2 Windows down-level devices represent Windows 7, Windows 8.1, Windows Server 2008 R2, Windows Server 2012, and Windows Server 2012 R2. For support information on Windows 7, see Support for Windows 7 is ending. For support information on Windows Server 2008 R2, see Prepare for Windows Server 2008 end of support.
3 A Federated identity infrastructure environment represents an environment with an identity provider such as AD FS or other third-party IDP.
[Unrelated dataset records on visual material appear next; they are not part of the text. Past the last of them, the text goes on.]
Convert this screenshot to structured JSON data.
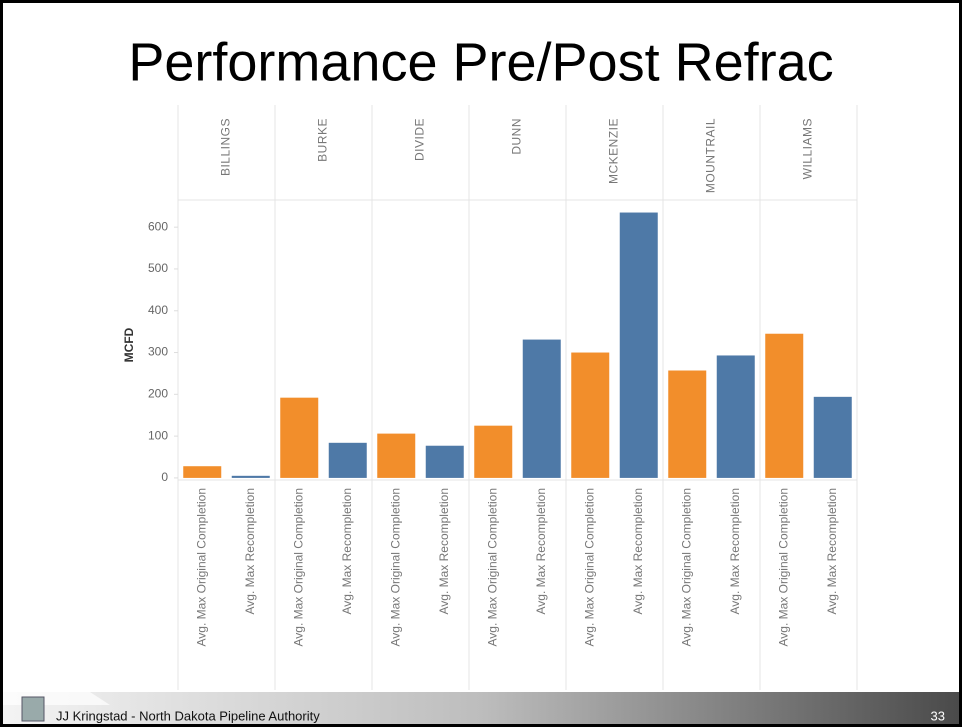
{
  "chart_data": {
    "type": "bar",
    "title": "Performance Pre/Post Refrac",
    "y_label": "MCFD",
    "categories": [
      "BILLINGS",
      "BURKE",
      "DIVIDE",
      "DUNN",
      "MCKENZIE",
      "MOUNTRAIL",
      "WILLIAMS"
    ],
    "series": [
      {
        "name": "Avg. Max Original Completion",
        "color": "#f28e2b",
        "values": [
          28,
          192,
          106,
          125,
          300,
          257,
          345
        ]
      },
      {
        "name": "Avg. Max Recompletion",
        "color": "#4e79a7",
        "values": [
          5,
          84,
          77,
          331,
          635,
          293,
          194
        ]
      }
    ],
    "ylim": [
      -5,
      665
    ],
    "yticks": [
      0,
      100,
      200,
      300,
      400,
      500,
      600
    ],
    "grid": false
  },
  "footer": {
    "text": "JJ Kringstad - North Dakota Pipeline Authority",
    "page": "33"
  }
}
4 A Managed identity infrastructure environment represents an environment with Azure AD as the identity provider deployed with either password hash sync (PHS) or pass-through authentication (PTA) with seamless single sign-on.
5 Non-Persistence support for Windows current requires additional consideration as documented below in guidance section. This scenario requires Windows 10 1803, Windows Server 2019 or Windows Server (Semi-annual channel) starting version 1803
6 Non-Persistence support for Windows down-level requires additional consideration as documented below in guidance section.
Administrators should reference the following articles, based on their identity infrastructure, to learn how to configure hybrid Azure AD join.
- Configure hybrid Azure Active Directory join for federated environment
- Configure hybrid Azure Active Directory join for managed environment
When deploying non-persistent VDI, Microsoft recommends that IT administrators implement the guidance below. Failure to do so will result in your directory having lots of stale Hybrid Azure AD joined devices that were registered from your non-persistent VDI platform resulting in increased pressure on your tenant quota and risk of service interruption due to running out of tenant quota.
- If you are relying on the System Preparation Tool (sysprep.exe) and if you are using a pre-Windows 10 1809 image for installation, make sure that image is not from a device that is already registered with Azure AD as hybrid Azure AD joined.
- If you are relying on a Virtual Machine (VM) snapshot to create additional VMs, make sure that snapshot is not from a VM that is already registered with Azure AD as Hybrid Azure AD join.
- Create and use a prefix for the display name (e.g. NPVDI-) of the computer that indicates the desktop as non-persistent VDI-based.
- For Windows down-level:
- Implement autoworkplacejoin /leave command as part of logoff script. This command should be triggered in the context of the user and should be execute before the user has logged off completely and while there is still network connectivity.
- For Windows current in a Federated environment (e.g. AD FS):
- Implement dsregcmd /join as part of VM boot sequence.
- DO NOT execute dsregcmd /leave as part of VM shutdown/restart process.
- Define and implement process for managing stale devices.
- Once you have a strategy to identify your non-persistent Hybrid Azure AD joined devices (e.g. using computer display name prefix), you should be more aggressive on the clean-up of these devices to ensure your directory does not get consumed with lots of stale devices.
- For non-persistent VDI deployments on Windows current and down-level, you should delete devices that have ApproximateLastLogonTimestamp of older than 15 days.